Adblock-lean: set up adblock using dnsmasq blocklist

Wizballs · April 30, 2023, 9:52am

@Lynx realise you mentioned travelling at the moment, but I have to write this here before I forget it

Awk definitely seems like the correct tool for removing duplicates. Tested on r7800 with 623,000 lines took approx 11 seconds. IMO that is keeping inline with the lean philosophy.

Keep only unique lines from multiple files, using openwrt native version awk, and write back to separate files as per original inputs. This needs to write to a separate file as inline editing isn't available with OWRT's awk (inline only available in gawk package).

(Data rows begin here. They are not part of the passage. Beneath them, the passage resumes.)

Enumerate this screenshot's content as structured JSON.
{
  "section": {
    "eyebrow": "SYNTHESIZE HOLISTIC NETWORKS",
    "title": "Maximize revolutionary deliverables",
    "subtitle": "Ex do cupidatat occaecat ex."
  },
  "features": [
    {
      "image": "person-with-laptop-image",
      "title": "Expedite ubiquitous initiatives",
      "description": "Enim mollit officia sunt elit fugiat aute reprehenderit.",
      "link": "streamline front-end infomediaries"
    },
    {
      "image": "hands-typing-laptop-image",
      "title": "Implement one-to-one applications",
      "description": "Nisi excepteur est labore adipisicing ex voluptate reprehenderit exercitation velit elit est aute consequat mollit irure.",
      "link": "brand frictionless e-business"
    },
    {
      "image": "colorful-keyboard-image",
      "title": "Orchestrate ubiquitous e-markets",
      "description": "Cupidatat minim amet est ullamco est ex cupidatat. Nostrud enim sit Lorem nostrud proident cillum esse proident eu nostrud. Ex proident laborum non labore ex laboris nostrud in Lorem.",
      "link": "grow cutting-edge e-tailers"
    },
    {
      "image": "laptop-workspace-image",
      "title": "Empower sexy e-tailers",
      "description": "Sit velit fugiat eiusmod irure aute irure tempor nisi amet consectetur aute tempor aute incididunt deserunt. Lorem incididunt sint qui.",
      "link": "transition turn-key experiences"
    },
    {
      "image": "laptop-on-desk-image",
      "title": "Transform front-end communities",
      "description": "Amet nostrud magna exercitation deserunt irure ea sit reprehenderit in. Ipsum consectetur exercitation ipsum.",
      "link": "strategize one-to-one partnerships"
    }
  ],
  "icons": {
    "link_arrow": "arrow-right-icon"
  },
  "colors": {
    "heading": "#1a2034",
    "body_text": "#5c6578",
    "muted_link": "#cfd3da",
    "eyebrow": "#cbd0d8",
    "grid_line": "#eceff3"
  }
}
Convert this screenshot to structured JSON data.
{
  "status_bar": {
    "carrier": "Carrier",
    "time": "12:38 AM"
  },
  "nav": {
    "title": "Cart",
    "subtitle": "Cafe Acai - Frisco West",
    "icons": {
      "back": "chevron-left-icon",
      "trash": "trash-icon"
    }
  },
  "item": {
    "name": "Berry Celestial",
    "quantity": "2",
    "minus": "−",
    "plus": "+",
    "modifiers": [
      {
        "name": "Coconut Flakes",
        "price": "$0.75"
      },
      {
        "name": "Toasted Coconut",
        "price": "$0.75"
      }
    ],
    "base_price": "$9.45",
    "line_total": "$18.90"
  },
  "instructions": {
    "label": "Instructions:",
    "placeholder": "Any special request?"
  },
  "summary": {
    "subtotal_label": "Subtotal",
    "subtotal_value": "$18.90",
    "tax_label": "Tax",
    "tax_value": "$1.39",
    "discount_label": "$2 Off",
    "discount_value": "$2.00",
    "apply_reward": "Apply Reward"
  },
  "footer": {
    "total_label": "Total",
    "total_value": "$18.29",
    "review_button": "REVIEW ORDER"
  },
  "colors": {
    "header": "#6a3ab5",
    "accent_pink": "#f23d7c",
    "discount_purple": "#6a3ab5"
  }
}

Therefore the original files will need to be removed after.

awk ' { if (!seen[$0]++) print $0 > "/tmp/dnsmasq.d/" FILENAME } ' /tmp/blocklist1 /tmp/blocklist2

This method does not combine sub domains from top level domains as @dave14305 mentioned. However as a test I de-duped Hagezi multi pro & oisd big - only 16k lines were left in the OISD file. And random testing a bunch of these, I didn't find any examples of duplicate top level domains anyway. Removing exact line duplicate method is very fast to process. Even if there were a few thousand lines extra due to domains, the redundancy / increased resourse useage isn't relatively large.

I think stick to removing exact line duplicates, especially if users are a little discerning when selecting multiple lists. This duplicate method can always be revisted in future if the need ever arises, but I really can't see that it will need to change.